Это дикторский текст.
На табло внушительные цифры победы.
Игроки «Студента» под восторженные крики болельщиков покидают площадку. Почти все они жуют чуингам.
В раздевалке их уже ждет суровый Грозняк.
– Давай сюда! – говорит он Шалимову, и тот, нагнувшись, выплевывает ему в ладонь свою жвачку.
– Давай! – Грозняк подходит к Покровскому.
– Давай! – к Сиркладзе.
Собрав все чуингамы, швыряет их в угол и разражается гневной тирадой.
– Тоже мне «Фричи-Причи-Сити-Кампус». Жуют, видите ли! Международные мастера! Вы бы лучше у американцев не жвачке учились, а игре на подборе. Пижоны! Если бы у Казани был полноценный запас, мы бы сегодня продули! Игру у своего щита начисто проиграли! Почему майки в стирку не сдаете? Никаких суеверий! Мастера баскетбола должны быть элегантными и просвещенными юношами. А ну, Сиркладзе, Харитон, Юра, собирайте все это вонючее тряпье! – он запихивает все майки и носки в баул. – Послезавтра играем с «Инженерией». Прямая передача через «Орбиту», дьяволы полосатые!
В ванной своего гостиничного номера Грозняк, сердито бурча, стирает носки, длинные баскетбольные, так называемые «стоячие» носки и развешивает их на трубах отопления пару за парой, всего одиннадцать пар.
Заглядывает нервный Харитон.
– Самсон Аполлинариевич, чем вы занимаетесь?
– Коллекционирую марки, чиню мотоциклы, катаюсь на водных лыжах, – злится Грозняк. Взглядывает на своего помощника. – Вы опять, Харитон, ночь не спали?
– Я волнуюсь, Самсон Аполлинариевич, ужасно нервничаю. Зачем вы стираете?
– Ну… ведь эти олухи полосатые сами никогда не постирают, а прачечная закрыта на переучет мыльных пузырей, – с некоторым смущением, но потом начинает снова орать. – Вы не волноваться должны, а готовиться к матчу. Готовить камеру, пленку, вообще думать, подкидывать идеи.

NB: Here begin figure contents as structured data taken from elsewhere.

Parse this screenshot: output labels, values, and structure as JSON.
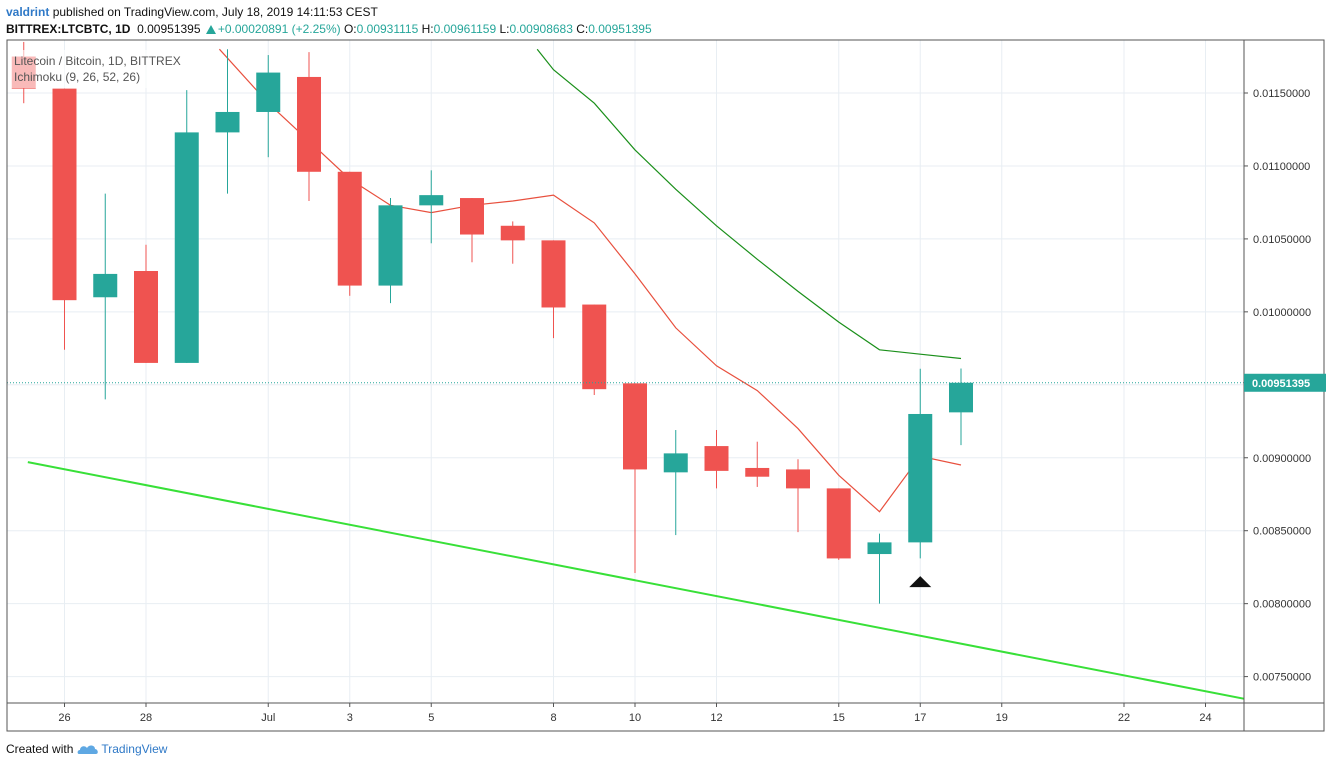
{
  "header": {
    "author": "valdrint",
    "published_text": "published on TradingView.com, July 18, 2019 14:11:53 CEST",
    "symbol_line": "BITTREX:LTCBTC, 1D",
    "last": "0.00951395",
    "change": "+0.00020891 (+2.25%)",
    "o_label": "O:",
    "o_val": "0.00931115",
    "h_label": "H:",
    "h_val": "0.00961159",
    "l_label": "L:",
    "l_val": "0.00908683",
    "c_label": "C:",
    "c_val": "0.00951395"
  },
  "legend": {
    "title": "Litecoin / Bitcoin, 1D, BITTREX",
    "indicator": "Ichimoku (9, 26, 52, 26)"
  },
  "footer": {
    "created_with": "Created with",
    "brand": "TradingView"
  },
  "colors": {
    "up": "#26a69a",
    "down": "#ef5350",
    "conversion_line": "#e8503e",
    "base_line": "#1a8f1a",
    "trendline": "#38e038",
    "price_line": "#26a69a",
    "grid": "#e8eef3"
  },
  "chart_data": {
    "type": "candlestick",
    "y_ticks": [
      "0.01150000",
      "0.01100000",
      "0.01050000",
      "0.01000000",
      "0.00950000",
      "0.00900000",
      "0.00850000",
      "0.00800000",
      "0.00750000"
    ],
    "y_tick_values": [
      0.0115,
      0.011,
      0.0105,
      0.01,
      0.0095,
      0.009,
      0.0085,
      0.008,
      0.0075
    ],
    "x_ticks": [
      {
        "label": "26",
        "day": 26
      },
      {
        "label": "28",
        "day": 28
      },
      {
        "label": "Jul",
        "day": 31
      },
      {
        "label": "3",
        "day": 33
      },
      {
        "label": "5",
        "day": 35
      },
      {
        "label": "8",
        "day": 38
      },
      {
        "label": "10",
        "day": 40
      },
      {
        "label": "12",
        "day": 42
      },
      {
        "label": "15",
        "day": 45
      },
      {
        "label": "17",
        "day": 47
      },
      {
        "label": "19",
        "day": 49
      },
      {
        "label": "22",
        "day": 52
      },
      {
        "label": "24",
        "day": 54
      }
    ],
    "last_price_label": "0.00951395",
    "last_price": 0.00951395,
    "candles": [
      {
        "day": 25,
        "o": 0.01175,
        "h": 0.01185,
        "l": 0.01143,
        "c": 0.01153
      },
      {
        "day": 26,
        "o": 0.01153,
        "h": 0.01153,
        "l": 0.00974,
        "c": 0.01008
      },
      {
        "day": 27,
        "o": 0.0101,
        "h": 0.01081,
        "l": 0.0094,
        "c": 0.01026
      },
      {
        "day": 28,
        "o": 0.01028,
        "h": 0.01046,
        "l": 0.00965,
        "c": 0.00965
      },
      {
        "day": 29,
        "o": 0.00965,
        "h": 0.01152,
        "l": 0.00965,
        "c": 0.01123
      },
      {
        "day": 30,
        "o": 0.01123,
        "h": 0.0118,
        "l": 0.01081,
        "c": 0.01137
      },
      {
        "day": 31,
        "o": 0.01137,
        "h": 0.01176,
        "l": 0.01106,
        "c": 0.01164
      },
      {
        "day": 32,
        "o": 0.01161,
        "h": 0.01178,
        "l": 0.01076,
        "c": 0.01096
      },
      {
        "day": 33,
        "o": 0.01096,
        "h": 0.01096,
        "l": 0.01011,
        "c": 0.01018
      },
      {
        "day": 34,
        "o": 0.01018,
        "h": 0.01078,
        "l": 0.01006,
        "c": 0.01073
      },
      {
        "day": 35,
        "o": 0.01073,
        "h": 0.01097,
        "l": 0.01047,
        "c": 0.0108
      },
      {
        "day": 36,
        "o": 0.01078,
        "h": 0.01078,
        "l": 0.01034,
        "c": 0.01053
      },
      {
        "day": 37,
        "o": 0.01059,
        "h": 0.01062,
        "l": 0.01033,
        "c": 0.01049
      },
      {
        "day": 38,
        "o": 0.01049,
        "h": 0.01049,
        "l": 0.00982,
        "c": 0.01003
      },
      {
        "day": 39,
        "o": 0.01005,
        "h": 0.01005,
        "l": 0.00943,
        "c": 0.00947
      },
      {
        "day": 40,
        "o": 0.00951,
        "h": 0.00951,
        "l": 0.00821,
        "c": 0.00892
      },
      {
        "day": 41,
        "o": 0.0089,
        "h": 0.00919,
        "l": 0.00847,
        "c": 0.00903
      },
      {
        "day": 42,
        "o": 0.00908,
        "h": 0.00919,
        "l": 0.00879,
        "c": 0.00891
      },
      {
        "day": 43,
        "o": 0.00893,
        "h": 0.00911,
        "l": 0.0088,
        "c": 0.00887
      },
      {
        "day": 44,
        "o": 0.00892,
        "h": 0.00899,
        "l": 0.00849,
        "c": 0.00879
      },
      {
        "day": 45,
        "o": 0.00879,
        "h": 0.00879,
        "l": 0.0083,
        "c": 0.00831
      },
      {
        "day": 46,
        "o": 0.00834,
        "h": 0.00848,
        "l": 0.008,
        "c": 0.00842
      },
      {
        "day": 47,
        "o": 0.00842,
        "h": 0.00961,
        "l": 0.00831,
        "c": 0.0093
      },
      {
        "day": 48,
        "o": 0.00931115,
        "h": 0.00961159,
        "l": 0.00908683,
        "c": 0.00951395
      }
    ],
    "series": [
      {
        "points": [
          [
            29.8,
            0.0118
          ],
          [
            31,
            0.01143
          ],
          [
            32,
            0.01117
          ],
          [
            33,
            0.01091
          ],
          [
            34,
            0.01073
          ],
          [
            35,
            0.01068
          ],
          [
            36,
            0.01073
          ],
          [
            37,
            0.01076
          ],
          [
            38,
            0.0108
          ],
          [
            39,
            0.01061
          ],
          [
            40,
            0.01026
          ],
          [
            41,
            0.00989
          ],
          [
            42,
            0.00963
          ],
          [
            43,
            0.00946
          ],
          [
            44,
            0.0092
          ],
          [
            45,
            0.00888
          ],
          [
            46,
            0.00863
          ],
          [
            47,
            0.00901
          ],
          [
            48,
            0.00895
          ]
        ]
      },
      {
        "points": [
          [
            37.6,
            0.0118
          ],
          [
            38,
            0.01166
          ],
          [
            39,
            0.01143
          ],
          [
            40,
            0.01111
          ],
          [
            41,
            0.01084
          ],
          [
            42,
            0.01059
          ],
          [
            43,
            0.01036
          ],
          [
            44,
            0.01014
          ],
          [
            45,
            0.00993
          ],
          [
            46,
            0.00974
          ],
          [
            47,
            0.00971
          ],
          [
            48,
            0.00968
          ]
        ]
      }
    ],
    "trendline": [
      [
        25.1,
        0.00897
      ],
      [
        55.1,
        0.00734
      ]
    ],
    "annotation": {
      "day": 47,
      "price": 0.00812
    }
  }
}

– Неужели опять проиграем?! – восклицает Харитон, воздевая руки. – Семь очков! Это какой-то рок! Фатум! Усмешка Немезиды!
Грозняк молча взбивает пену.
– Самсон, надеюсь, ты выпустишь Кулич-Куликовского. Только он с его прыжком может прикрыть Егорчикова.
Грозняк снова в наполеоновском раздумье.
– Это я решу за секунду до того, как решу, – медленно произносит он и, встрепенувшись, сует Харитону ворох грязных маек. – Вот иди, поволнуйся до утра!
Ознакомительная версия.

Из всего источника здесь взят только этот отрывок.